It’s really hard to be excited because of Ubi.
They’ll market it as some hardcore, gritty milsim but yet still feels so arcadey to appeal to the masses.
I get it, more mass appeal = more money =soul lost.
Ooooh, you lost me at Ubisoft.
Why would we be excited or happy about this? They can still cancel it at any moment. It’s not real until it’s released.
And even if it’s released it could be shit anyway.
Even then it’s only real while you’re continuing to pay for the privilege to play
Oh, Ubisoft? The big famous sex crimes company?
Yes, ubisoft, the one game over and over and over and over and over again company
Give us one last proper Splinter Cell send-off while Michael Ironside is still alive, you cowards. A “final job” with a retiring Sam Fisher would be an amazing setup for a game. Not that I trust Ubisoft to pull it off, mind. But we can dream.
Michael has had a hard decade or so and a lot of indications are that he already can’t be “Sam”.
At which point you basically just have the GR Wildlands (?) mission where he talks to you for like 30 seconds.
I thought he beat cancer and was back to acting? He couldn’t do Sam Fisher in his prime anymore, but maybe an old Sam on his last legs? Though I guess the clock is ticking even for that.
Eh. I am a huge fan of “one last gunfight” stories but video games rarely ever pull those off and I triply don’t expect Ubi to do it. It is inherently a subversion of the power fantasy and it says a lot that the most famous example (MGS4) turned into a full on macho power fantasy by the end. Off the top of my head, the only one that even tried was LAD: Infinite Wealth and that still screwed it up with the post credits.
So it basically just leaves you with a sad and depressing reminder of aging.
Nah. I already don’t think the Wildlands mission was good, but let’s remember Sam with the VERY underrated Conviction.
What if they want to use the branding again in the future? They will do a gatcha mobile game with a never ending story. Don’t forget to try your luck on getting the Assassin’s Creed collab!
They saw how popular Ready or Not was and thought to themselves “didn’t we used to make a game like that?”
Yeah, it was Rainbow Six, not Ghost Recon lol.
I seem to recall Ghost recon being adjacent. At least in the early days.
Its was similar in some way, but it was also very different in others.
With the exception of Ghost Recon 1, which was first person, the series was always a third person shooter genre, but it occasionally was first person depending on the platform and the game (Ghost Recon Advanced Warfighter 1 is in first person only for PS2, Xbox, and PC, but is optionally third person on Xbox 360. GRAW 2 is in third person for all platforms). Most Ghost Recon games are third person, and this was likely an intentional choice to make a game that does not directly compete with Rainbow Six, another Ubisoft series.

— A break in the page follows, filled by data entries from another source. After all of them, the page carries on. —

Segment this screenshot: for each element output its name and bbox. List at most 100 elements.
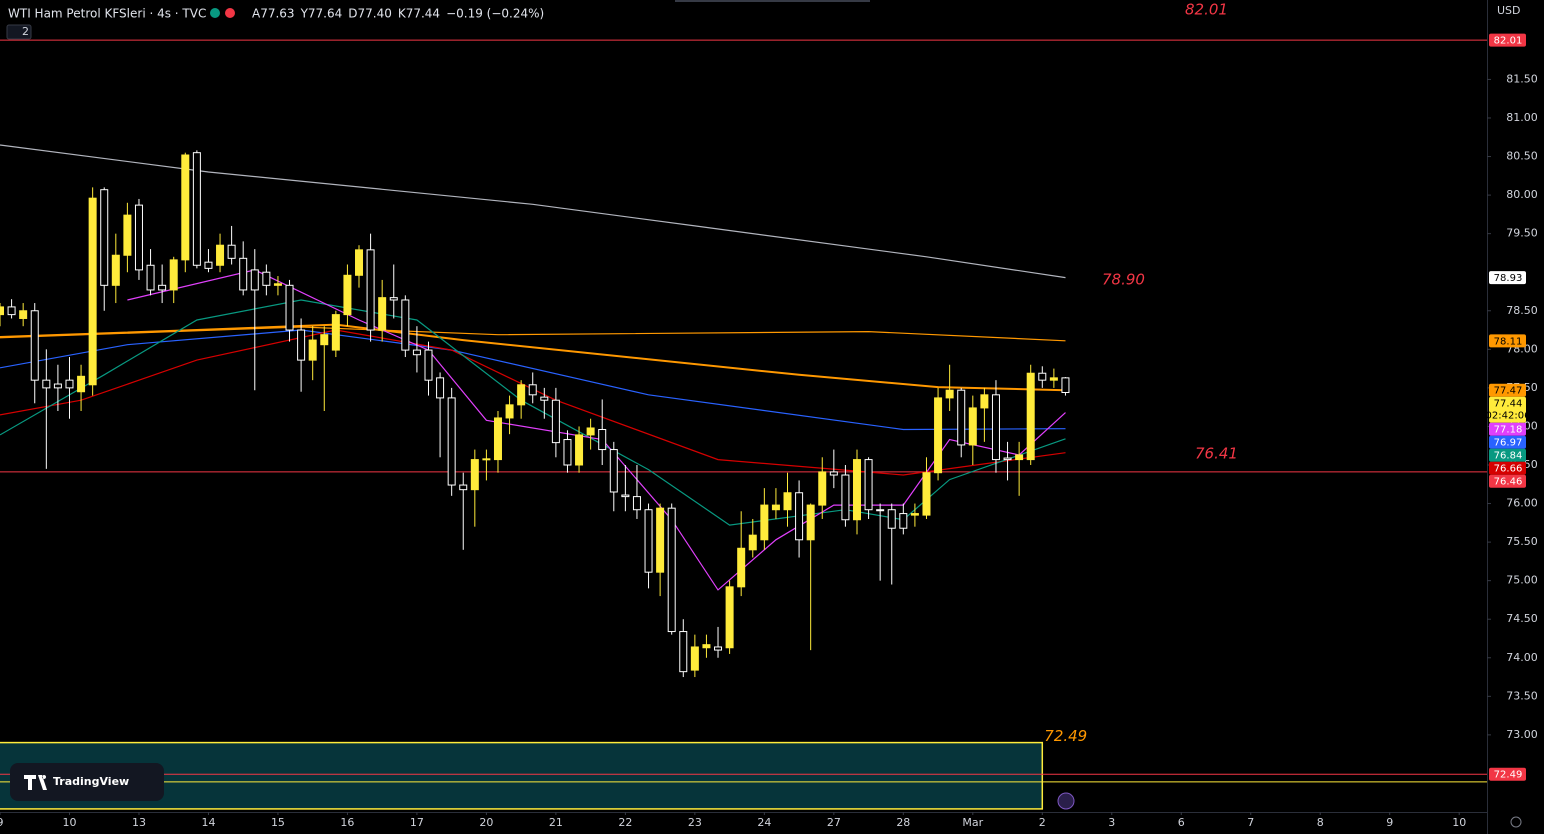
candle-body bbox=[563, 439, 572, 466]
y-tick-label: 80.50 bbox=[1506, 150, 1538, 163]
candle-body bbox=[1038, 372, 1047, 381]
candle-body bbox=[470, 459, 479, 491]
candle-body bbox=[459, 484, 468, 491]
candle-body bbox=[517, 384, 526, 406]
x-tick-label: 27 bbox=[827, 816, 841, 829]
x-tick-label: 9 bbox=[0, 816, 4, 829]
candle-body bbox=[0, 306, 4, 316]
header-value: Y77.64 bbox=[300, 7, 343, 21]
level-label: 82.01 bbox=[1185, 1, 1228, 19]
candle-body bbox=[621, 494, 630, 498]
status-icon[interactable] bbox=[210, 8, 220, 18]
candle-body bbox=[134, 204, 143, 271]
candle-body bbox=[575, 434, 584, 466]
price-tag bbox=[1489, 435, 1526, 449]
price-tag bbox=[1489, 271, 1526, 285]
price-tag bbox=[1489, 334, 1526, 348]
y-tick-label: 76.00 bbox=[1506, 497, 1538, 510]
candle-body bbox=[934, 397, 943, 474]
header-value: K77.44 bbox=[398, 7, 440, 21]
candle-body bbox=[540, 396, 549, 401]
price-tag-label: 72.49 bbox=[1494, 770, 1523, 781]
candle-body bbox=[714, 646, 723, 651]
y-tick-label: 81.50 bbox=[1506, 72, 1538, 85]
x-tick-label: 13 bbox=[132, 816, 146, 829]
header-value: A77.63 bbox=[252, 7, 295, 21]
price-tag-label: 82.01 bbox=[1494, 36, 1523, 47]
candle-body bbox=[1049, 377, 1058, 381]
candle-body bbox=[667, 507, 676, 633]
plot: 72.49 82.01 78.90 76.41 bbox=[0, 1, 1487, 810]
candle-body bbox=[88, 197, 97, 386]
y-tick-label: 80.00 bbox=[1506, 188, 1538, 201]
candle-body bbox=[424, 349, 433, 381]
price-tag bbox=[1489, 767, 1526, 781]
currency[interactable]: USD bbox=[1497, 4, 1521, 17]
settings-icon[interactable] bbox=[1510, 816, 1522, 828]
candle-body bbox=[482, 458, 491, 461]
x-tick-label: 9 bbox=[1386, 816, 1393, 829]
alert-icon[interactable] bbox=[1057, 792, 1075, 810]
candle-body bbox=[632, 496, 641, 511]
logo-box[interactable] bbox=[10, 763, 164, 801]
y-tick-label: 75.00 bbox=[1506, 574, 1538, 587]
candle-body bbox=[204, 261, 213, 269]
y-tick-label: 73.00 bbox=[1506, 728, 1538, 741]
x-tick-label: 10 bbox=[1452, 816, 1466, 829]
candle-body bbox=[181, 154, 190, 261]
candle-body bbox=[841, 474, 850, 521]
candle-body bbox=[702, 644, 711, 649]
candle-body bbox=[760, 504, 769, 541]
candle-body bbox=[77, 375, 86, 393]
pane-badge[interactable] bbox=[6, 24, 32, 40]
candle-body bbox=[239, 257, 248, 291]
x-tick-label: 8 bbox=[1317, 816, 1324, 829]
price-tag-label: 77.44 bbox=[1494, 399, 1523, 410]
status-icon[interactable] bbox=[225, 8, 235, 18]
candle-body bbox=[65, 379, 74, 389]
candle-body bbox=[551, 399, 560, 444]
y-tick-label: 78.50 bbox=[1506, 304, 1538, 317]
price-tag bbox=[1489, 396, 1526, 423]
candle-body bbox=[818, 471, 827, 506]
price-tag-label: 76.97 bbox=[1494, 438, 1523, 449]
x-tick-label: 6 bbox=[1178, 816, 1185, 829]
x-tick-label: 10 bbox=[62, 816, 76, 829]
candle-body bbox=[262, 271, 271, 286]
candle-body bbox=[100, 189, 109, 286]
y-tick-label: 75.50 bbox=[1506, 535, 1538, 548]
x-tick-label: 23 bbox=[688, 816, 702, 829]
header-values: A77.63 Y77.64 D77.40 K77.44 −0.19 (−0.24%) bbox=[252, 7, 544, 21]
header-value: −0.19 (−0.24%) bbox=[446, 7, 544, 21]
y-tick-label: 79.50 bbox=[1506, 227, 1538, 240]
candle-body bbox=[192, 152, 201, 266]
candle-body bbox=[285, 284, 294, 331]
x-tick-label: 28 bbox=[896, 816, 910, 829]
price-tag-label: 77.47 bbox=[1494, 386, 1523, 397]
x-tick-label: 16 bbox=[340, 816, 354, 829]
candle-body bbox=[320, 334, 329, 346]
candle-body bbox=[216, 244, 225, 266]
candle-body bbox=[922, 472, 931, 516]
y-tick-label: 74.00 bbox=[1506, 651, 1538, 664]
price-tag-label: 76.84 bbox=[1494, 451, 1523, 462]
candle-body bbox=[644, 509, 653, 573]
x-tick-label: 14 bbox=[201, 816, 215, 829]
level-label: 76.41 bbox=[1195, 444, 1238, 462]
candle-body bbox=[378, 297, 387, 331]
y-tick-label: 73.50 bbox=[1506, 689, 1538, 702]
candle-body bbox=[169, 259, 178, 291]
candle-body bbox=[598, 429, 607, 451]
price-tag bbox=[1489, 383, 1526, 397]
candle-body bbox=[690, 646, 699, 671]
candle-body bbox=[968, 407, 977, 446]
candle-body bbox=[343, 274, 352, 316]
price-tag bbox=[1489, 448, 1526, 462]
logo-icon bbox=[24, 775, 47, 790]
symbol-title: WTI Ham Petrol KFSleri · 4s · TVC bbox=[8, 7, 206, 21]
zone-label: 72.49 bbox=[1044, 727, 1087, 745]
candle-body bbox=[331, 314, 340, 351]
candle-body bbox=[1015, 454, 1024, 461]
candle-body bbox=[53, 383, 62, 389]
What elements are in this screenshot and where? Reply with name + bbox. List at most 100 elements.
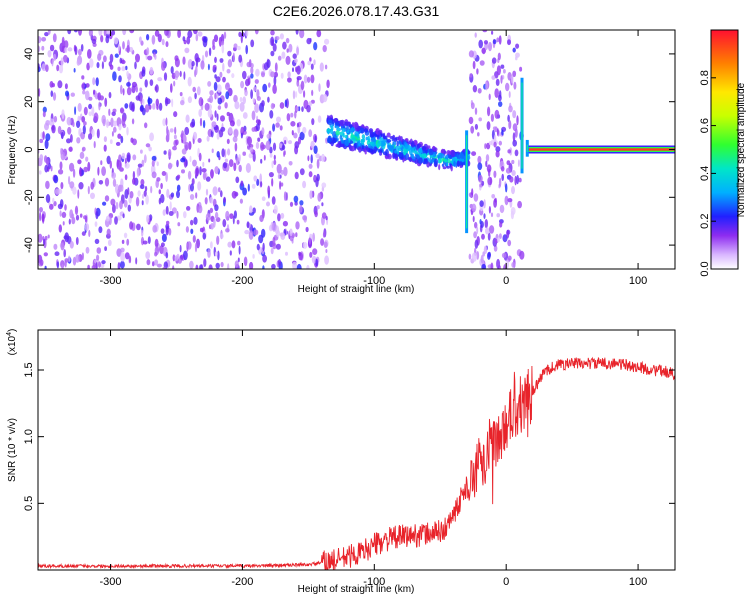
spectrogram-cell xyxy=(212,186,218,196)
spectrogram-cell xyxy=(92,77,96,86)
spectrogram-cell xyxy=(216,84,222,93)
spectrogram-cell xyxy=(376,142,380,148)
spectrogram-cell xyxy=(154,251,158,257)
snr-x-tick-label: 0 xyxy=(503,576,509,588)
spectrogram-cell xyxy=(65,90,69,97)
spectrogram-cell xyxy=(286,48,289,53)
spectrogram-cell xyxy=(124,103,129,109)
spectrogram-cell xyxy=(146,47,150,56)
spectrogram-cell xyxy=(45,194,51,203)
spectrogram-cell xyxy=(126,238,130,246)
spectrogram-cell xyxy=(271,178,274,187)
spectrogram-cell xyxy=(79,166,82,177)
spectrogram-cell xyxy=(182,56,186,65)
spectrogram-cell xyxy=(183,250,188,261)
spectrogram-cell xyxy=(433,147,438,152)
spectrogram-cell xyxy=(506,229,510,239)
spectrogram-cell xyxy=(302,215,307,221)
spectrogram-cell xyxy=(74,106,77,115)
spectrogram-cell xyxy=(42,106,47,113)
spectrogram-cell xyxy=(315,153,320,159)
spectrogram-cell xyxy=(285,251,288,256)
spectrogram-cell xyxy=(245,44,248,55)
spectrogram-cell xyxy=(308,171,313,178)
spectrogram-cell xyxy=(103,30,107,37)
spectrogram-cell xyxy=(377,130,381,136)
spectrogram-cell xyxy=(121,239,125,244)
spectrogram-cell xyxy=(109,64,114,70)
spectrogram-cell xyxy=(172,146,177,151)
spectrogram-cell xyxy=(232,215,235,225)
spectrogram-cell xyxy=(144,185,148,192)
spectrogram-cell xyxy=(476,226,479,235)
spectrogram-cell xyxy=(132,154,137,161)
spectrogram-cell xyxy=(225,91,230,100)
spectrogram-cell xyxy=(81,116,86,123)
spectrogram-cell xyxy=(49,44,55,52)
spectrogram-cell xyxy=(143,154,147,164)
spectrogram-cell xyxy=(77,159,82,165)
spectrogram-cell xyxy=(220,126,226,132)
spectrogram-cell xyxy=(185,226,189,233)
spectrogram-cell xyxy=(79,213,83,218)
spectrogram-cell xyxy=(285,37,290,44)
spectrogram-cell xyxy=(165,117,168,126)
spectrogram-cell xyxy=(119,260,125,269)
spectrogram-cell xyxy=(252,152,256,162)
spectrogram-cell xyxy=(323,241,328,248)
spectrogram-cell xyxy=(223,196,227,203)
spectrogram-cell xyxy=(335,130,340,136)
snr-x-tick-label: -100 xyxy=(363,576,385,588)
spectrogram-cell xyxy=(163,72,168,81)
spectrogram-cell xyxy=(215,262,220,269)
spectrogram-cell xyxy=(448,151,452,155)
spectrogram-cell xyxy=(79,151,85,159)
spectrogram-x-axis-label: Height of straight line (km) xyxy=(298,284,415,295)
spectrogram-cell xyxy=(152,103,156,110)
spectrogram-cell xyxy=(165,252,169,259)
spectrogram-cell xyxy=(195,192,198,199)
spectrogram-cell xyxy=(102,118,106,127)
spectrogram-cell xyxy=(274,62,278,72)
spectrogram-cell xyxy=(507,114,510,122)
spectrogram-cell xyxy=(67,47,73,52)
spectrogram-cell xyxy=(254,30,259,35)
spectrogram-cell xyxy=(279,180,282,190)
spectrogram-cell xyxy=(77,102,82,112)
spectrogram-cell xyxy=(491,194,496,199)
spectrogram-cell xyxy=(140,179,145,186)
spectrogram-cell xyxy=(234,142,238,152)
spectrogram-cell xyxy=(194,53,199,62)
spectrogram-cell xyxy=(271,263,276,269)
spectrogram-cell xyxy=(179,244,182,253)
spectrogram-cell xyxy=(57,125,62,135)
spectrogram-cell xyxy=(474,123,478,130)
spectrogram-cell xyxy=(186,206,191,211)
spectrogram-cell xyxy=(294,110,297,119)
spectrogram-cell xyxy=(83,166,89,173)
spectrogram-cell xyxy=(83,106,88,116)
spectrogram-cell xyxy=(99,95,104,101)
spectrogram-cell xyxy=(194,92,197,100)
spectrogram-cell xyxy=(278,259,281,267)
spectrogram-cell xyxy=(95,211,99,220)
snr-y-tick-label: 1.5 xyxy=(23,362,35,377)
spectrogram-cell xyxy=(306,264,310,269)
spectrogram-cell xyxy=(509,176,514,183)
spectrogram-cell xyxy=(123,199,128,208)
spectrogram-cell xyxy=(498,94,502,102)
spectrogram-cell xyxy=(88,30,93,37)
spectrogram-cell xyxy=(295,232,298,238)
spectrogram-cell xyxy=(135,95,140,101)
spectrogram-cell xyxy=(126,82,131,87)
spectrogram-cell xyxy=(146,34,150,41)
spectrogram-cell xyxy=(289,201,294,207)
spectrogram-cell xyxy=(495,78,500,86)
spectrogram-cell xyxy=(283,151,286,157)
spectrogram-cell xyxy=(250,39,255,48)
spectrogram-cell xyxy=(431,157,434,164)
spectrogram-cell xyxy=(446,165,451,169)
spectrogram-cell xyxy=(181,148,187,155)
spectrogram-cell xyxy=(44,164,49,173)
spectrogram-cell xyxy=(446,162,449,166)
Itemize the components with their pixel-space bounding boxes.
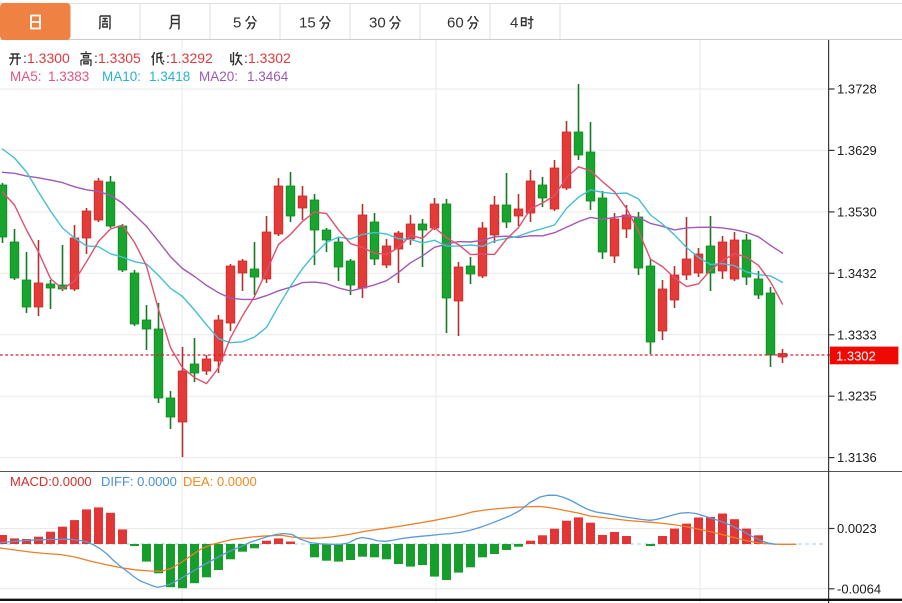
- svg-text:1.3418: 1.3418: [149, 69, 190, 84]
- svg-text:15: 15: [299, 15, 316, 32]
- svg-text:-0.0064: -0.0064: [837, 581, 881, 596]
- svg-text:MA10:: MA10:: [102, 69, 141, 84]
- svg-text:1.3629: 1.3629: [837, 143, 877, 158]
- svg-text:DIFF: 0.0000: DIFF: 0.0000: [101, 474, 177, 489]
- svg-text::: :: [23, 50, 27, 66]
- svg-text:1.3530: 1.3530: [837, 204, 877, 219]
- svg-text:5: 5: [233, 15, 241, 32]
- svg-text:1.3305: 1.3305: [98, 50, 141, 66]
- svg-text:1.3432: 1.3432: [837, 266, 877, 281]
- svg-text:60: 60: [447, 15, 464, 32]
- svg-text:1.3302: 1.3302: [248, 50, 291, 66]
- svg-text:1.3333: 1.3333: [837, 327, 877, 342]
- svg-text:MA20:: MA20:: [199, 69, 238, 84]
- svg-text::: :: [94, 50, 98, 66]
- svg-text::: :: [244, 50, 248, 66]
- svg-text:1.3235: 1.3235: [837, 389, 877, 404]
- svg-text:1.3302: 1.3302: [836, 348, 876, 363]
- svg-text:30: 30: [369, 15, 386, 32]
- svg-text:4: 4: [510, 15, 518, 32]
- svg-text:0.0023: 0.0023: [837, 521, 877, 536]
- svg-text:1.3728: 1.3728: [837, 82, 877, 97]
- svg-text:DEA: 0.0000: DEA: 0.0000: [183, 474, 257, 489]
- svg-text:1.3300: 1.3300: [27, 50, 70, 66]
- svg-text:1.3383: 1.3383: [48, 69, 89, 84]
- svg-text:MA5:: MA5:: [10, 69, 42, 84]
- svg-text:1.3292: 1.3292: [170, 50, 213, 66]
- svg-text:1.3136: 1.3136: [837, 450, 877, 465]
- svg-text:1.3464: 1.3464: [247, 69, 289, 84]
- svg-text:MACD:0.0000: MACD:0.0000: [10, 474, 92, 489]
- svg-text::: :: [166, 50, 170, 66]
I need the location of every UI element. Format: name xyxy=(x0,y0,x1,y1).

Ghost Recon had some semblance of realism, but not on the level of Rainbow Six and definitely not on the level of Ready or Not. Rainbow Six in its later years also began to lose its realistic style and became more and more fanciful, culminating in Siege having crossovers that don’t make sense for the game or genre (I love NieR, but 2B does not belong in Rainbow Six, and her model in the game looks awful anyway).
Ghost Recons biggest difference is that Ghost Recon has a military focus, whereas Rainbow Six is more focused on SWAT or counterterrorism efforts. To this end, Rainbow Six often featured levels with enclosed spaces such as the inside of buildings or airplanes and a lot of close quarters combat, while Ghost Recon favors more open maps and long range encounters. Ghost Recon also featured vehicles and vehicular combat sections while Rainbow Six generally did not. For example, Ghost Recon would sometimes have a helicopter or tank appear to assist your squad in combat, perhaps against another enemy vehicle. If Rainbow Six ever featured a vehicle, it definitely wasnt a tank assisting your squad, and at most was a helicopter shooting through building glass or something similar.
I remember playing Ghost Recon (no tagline) back on the Gamecube, probably not the appropriate game for my age.
It was definitely a slower and more grounded game back then, or at least as much as a mainstream game could be back in the early 2000s. And first-person.
How is Ready or Not popular? It’s such a potato SWAT ripoff.